На самом деле — и теперь настал момент сказать это — существует лишь один тип поступков, кроме убивания, которым либертены обладают как собственным и ни в какой форме ни с кем не разделяют: это произнесение речей. Господин — это тот, кто говорит, распоряжается языком в его полноте; объект — тот, кто молчит, остается отрезанным от всякого доступа к речам из-за увечья, более абсолютного, нежели всевозможные эротические пытки, потому что объект не имеет права воспринимать речь господина (речи адресуются только к Жюльетте и Жюстине, двойственным жертвам, наделенным даром повествовательной речи). Разумеется, существуют — очень редко — жертвы, которые могут пререкаться по мелочам из-за своей судьбы, описывать либертену его бесчестье (г-н де Клори, м-ль Фонтанж до Дони, Жюстина); но это всего лишь механические голоса, и они играют всего-навсего роль сообщников в развертывании речи либертенов. Только эта речь свободна и изобретательна; она полностью сливается с энергией порока. В садическом граде речь, возможно, представляет собой единственную абсолютную кастовую привилегию. Либертен обладает всей гаммой речей — от молчания, в котором осуществляется глубокий теллурический эротизм «тайника», до речевых конвульсий, сопровождающих экстаз; он владеет всевозможными речевыми узусами (приказы, касающиеся операций, ругательства, ораторские речи, рассуждения); либертен (и в этом его высшее качество) может даже делегировать речь (рассказчицам историй). Дело в том, что речь полностью совпадает с отличительной чертой либертена, а, согласно словарю Сада, это

воображение: похоже даже, что воображение является садическим наименованием языка.

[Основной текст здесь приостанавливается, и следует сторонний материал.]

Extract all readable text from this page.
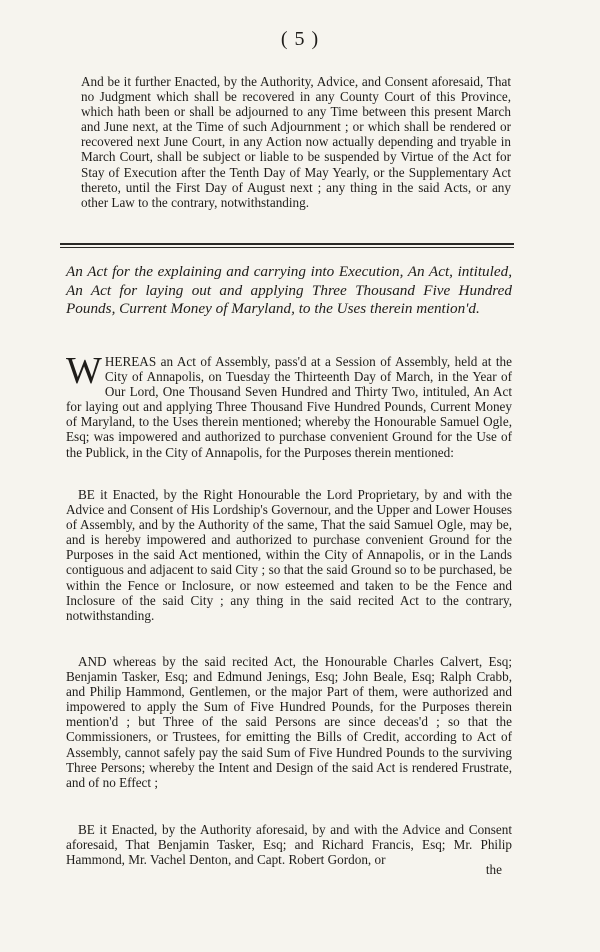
( 5 )

And be it further Enacted, by the Authority, Advice, and Consent aforesaid, That no Judgment which shall be recovered in any County Court of this Province, which hath been or shall be adjourned to any Time between this present March and June next, at the Time of such Adjournment ; or which shall be rendered or recovered next June Court, in any Action now actually depending and tryable in March Court, shall be subject or liable to be suspended by Virtue of the Act for Stay of Execution after the Tenth Day of May Yearly, or the Supplementary Act thereto, until the First Day of August next ; any thing in the said Acts, or any other Law to the contrary, notwithstanding.

An Act for the explaining and carrying into Execution, An Act, intituled, An Act for laying out and applying Three Thousand Five Hundred Pounds, Current Money of Maryland, to the Uses therein mention'd.

WHEREAS an Act of Assembly, pass'd at a Session of Assembly, held at the City of Annapolis, on Tuesday the Thirteenth Day of March, in the Year of Our Lord, One Thousand Seven Hundred and Thirty Two, intituled, An Act for laying out and applying Three Thousand Five Hundred Pounds, Current Money of Maryland, to the Uses therein mentioned; whereby the Honourable Samuel Ogle, Esq; was impowered and authorized to purchase convenient Ground for the Use of the Publick, in the City of Annapolis, for the Purposes therein mentioned:

BE it Enacted, by the Right Honourable the Lord Proprietary, by and with the Advice and Consent of His Lordship's Governour, and the Upper and Lower Houses of Assembly, and by the Authority of the same, That the said Samuel Ogle, may be, and is hereby impowered and authorized to purchase convenient Ground for the Purposes in the said Act mentioned, within the City of Annapolis, or in the Lands contiguous and adjacent to said City ; so that the said Ground so to be purchased, be within the Fence or Inclosure, or now esteemed and taken to be the Fence and Inclosure of the said City ; any thing in the said recited Act to the contrary, notwithstanding.

AND whereas by the said recited Act, the Honourable Charles Calvert, Esq; Benjamin Tasker, Esq; and Edmund Jenings, Esq; John Beale, Esq; Ralph Crabb, and Philip Hammond, Gentlemen, or the major Part of them, were authorized and impowered to apply the Sum of Five Hundred Pounds, for the Purposes therein mention'd ; but Three of the said Persons are since deceas'd ; so that the Commissioners, or Trustees, for emitting the Bills of Credit, according to Act of Assembly, cannot safely pay the said Sum of Five Hundred Pounds to the surviving Three Persons; whereby the Intent and Design of the said Act is rendered Frustrate, and of no Effect ;

BE it Enacted, by the Authority aforesaid, by and with the Advice and Consent aforesaid, That Benjamin Tasker, Esq; and Richard Francis, Esq; Mr. Philip Hammond, Mr. Vachel Denton, and Capt. Robert Gordon, or

the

Основополагающее качество действующего лица — не в том, что он обладает властью или получает удовольствие, но в том, что он удерживает руководство над сценами и фразами (нам известно, что всякая фраза у Сада есть фраза особого языка), или же над направлением смысла. Стало быть, помимо персонажей анекдотов, помимо самого Сада, «субъектом» садической эротики является и может быть не кто иной, как «субъект»20 фразы Сада: две инстанции, инстанция сцены и инстанция дискурса, имеют один и тот же очаг и одно и то же грамматическое управление, так как сцена и есть дискурс. Теперь мы лучше понимаем, на чем основывается и к чему тяготеет вся эротическая комбинаторика Сада: ее истоки и санкционированность — риторического порядка.